Three Kinds of Clairvoyance in Anthroposophy

Glossary Anthroposophy 4 min read
Three Kinds of Clairvoyance n.

Steiner's typology of higher sight as head, heart, and abdomen clairvoyance, named by where the soul is lifted from the body.

Three Kinds of Clairvoyance are the three forms of supersensible perception Rudolf Steiner distinguished in his 1915 Dornach lecture Meditation and Concentration. He named them by the bodily region from which the soul-spiritual is lifted: head-clairvoyance, which knows the higher worlds through thought; heart or breast-clairvoyance, which is will-directed and opens to the lower hierarchies in the kingdoms of nature; and abdomen-clairvoyance, vivid but bound to the body's own processes.

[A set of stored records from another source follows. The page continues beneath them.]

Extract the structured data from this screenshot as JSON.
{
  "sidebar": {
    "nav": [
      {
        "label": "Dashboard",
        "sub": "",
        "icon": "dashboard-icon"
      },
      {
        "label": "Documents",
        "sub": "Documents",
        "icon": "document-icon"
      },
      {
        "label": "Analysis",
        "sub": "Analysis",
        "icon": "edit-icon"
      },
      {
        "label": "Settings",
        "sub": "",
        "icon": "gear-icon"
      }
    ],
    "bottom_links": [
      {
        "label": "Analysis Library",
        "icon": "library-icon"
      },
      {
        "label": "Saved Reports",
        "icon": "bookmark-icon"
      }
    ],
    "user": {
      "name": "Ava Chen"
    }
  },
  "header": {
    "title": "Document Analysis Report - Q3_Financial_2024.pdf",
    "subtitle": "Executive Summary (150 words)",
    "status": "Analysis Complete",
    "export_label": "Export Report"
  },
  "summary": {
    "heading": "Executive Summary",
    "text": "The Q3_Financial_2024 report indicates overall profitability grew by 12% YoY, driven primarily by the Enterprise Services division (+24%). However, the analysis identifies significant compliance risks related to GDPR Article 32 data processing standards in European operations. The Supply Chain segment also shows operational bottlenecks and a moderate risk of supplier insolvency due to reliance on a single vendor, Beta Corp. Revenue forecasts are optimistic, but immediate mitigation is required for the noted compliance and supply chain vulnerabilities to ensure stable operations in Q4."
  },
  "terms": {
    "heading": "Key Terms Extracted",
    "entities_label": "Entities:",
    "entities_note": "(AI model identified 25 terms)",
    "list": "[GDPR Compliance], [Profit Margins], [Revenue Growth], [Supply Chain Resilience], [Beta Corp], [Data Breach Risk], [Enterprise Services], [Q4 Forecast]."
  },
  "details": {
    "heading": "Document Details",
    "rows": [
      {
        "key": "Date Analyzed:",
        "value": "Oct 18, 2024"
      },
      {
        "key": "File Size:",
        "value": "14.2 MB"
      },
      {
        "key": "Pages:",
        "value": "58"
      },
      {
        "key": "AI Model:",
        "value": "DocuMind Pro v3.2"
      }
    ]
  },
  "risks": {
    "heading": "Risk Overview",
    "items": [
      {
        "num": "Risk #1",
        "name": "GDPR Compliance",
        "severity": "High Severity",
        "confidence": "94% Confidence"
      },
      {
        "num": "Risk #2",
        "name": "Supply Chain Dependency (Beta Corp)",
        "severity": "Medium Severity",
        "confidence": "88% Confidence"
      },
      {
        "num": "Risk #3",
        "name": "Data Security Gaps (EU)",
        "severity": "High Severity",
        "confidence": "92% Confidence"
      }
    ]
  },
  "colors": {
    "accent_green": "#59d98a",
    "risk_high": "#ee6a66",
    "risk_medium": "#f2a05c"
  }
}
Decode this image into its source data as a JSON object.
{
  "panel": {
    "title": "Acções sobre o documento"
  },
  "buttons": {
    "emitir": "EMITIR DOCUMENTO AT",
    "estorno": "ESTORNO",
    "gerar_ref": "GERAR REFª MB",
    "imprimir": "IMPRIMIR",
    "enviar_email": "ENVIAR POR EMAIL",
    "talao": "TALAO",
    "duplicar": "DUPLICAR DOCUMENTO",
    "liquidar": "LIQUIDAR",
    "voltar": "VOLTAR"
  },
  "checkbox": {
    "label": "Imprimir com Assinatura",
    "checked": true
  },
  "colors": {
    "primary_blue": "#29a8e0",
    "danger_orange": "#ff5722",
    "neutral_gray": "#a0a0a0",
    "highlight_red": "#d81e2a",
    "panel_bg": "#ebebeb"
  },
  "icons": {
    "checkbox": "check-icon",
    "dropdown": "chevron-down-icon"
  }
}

This clairvoyance that is a head-clairvoyance can come about in our time through spiritual science, for the result of this head-clairvoyance is of service to mankind. Of a quite different nature is the clairvoyant result brought about by the lifting-out of the soul-spiritual from the organs of the heart, arms and hands. This lifting-out is distinct, too, in its inward significance from what comes about through what I prefer to call head-clairvoyance. The lifting-out from the material organ of the heart is, rather, the result of meditation which is related to the life of the will; it is brought about by human devotion to the world-process, whereas the head-clairvoyance is more the result of thought, of conceptions.

Rudolf Steiner, Meditation and Concentration (GA 161, 1915)

Steiner's threefold scheme is easy to caricature as Victorian psychic lore, yet careful readers have argued the opposite: that he was trying to make clairvoyance answerable to method. Robert McDermott, professor emeritus of philosophy and religion at the California Institute of Integral Studies in San Francisco and a past president of that institute, makes this case in his widely used anthologies The Essential Steiner (Harper and Row, 1984) and the revised The New Essential Steiner (Lindisfarne Books, 2009). McDermott reads Steiner not as a passive seer reporting visions but as a thinker who insisted higher perception be preceded by disciplined cognition, tested against ordinary reason, and held to the same honesty a researcher owes any observation. The Dornach typology fits that reading exactly. Head-clairvoyance earns trust slowly, beginning in shadow; heart-clairvoyance is grounded in devotion and will; and abdomen-clairvoyance, however dazzling its images, Steiner treats with the reserve of an anatomist, since it reports only the body's own life. Thalira synthesis: the three kinds are not a hierarchy of gifts but a diagnostic, a way of asking where a given vision originates before asking whether it is true.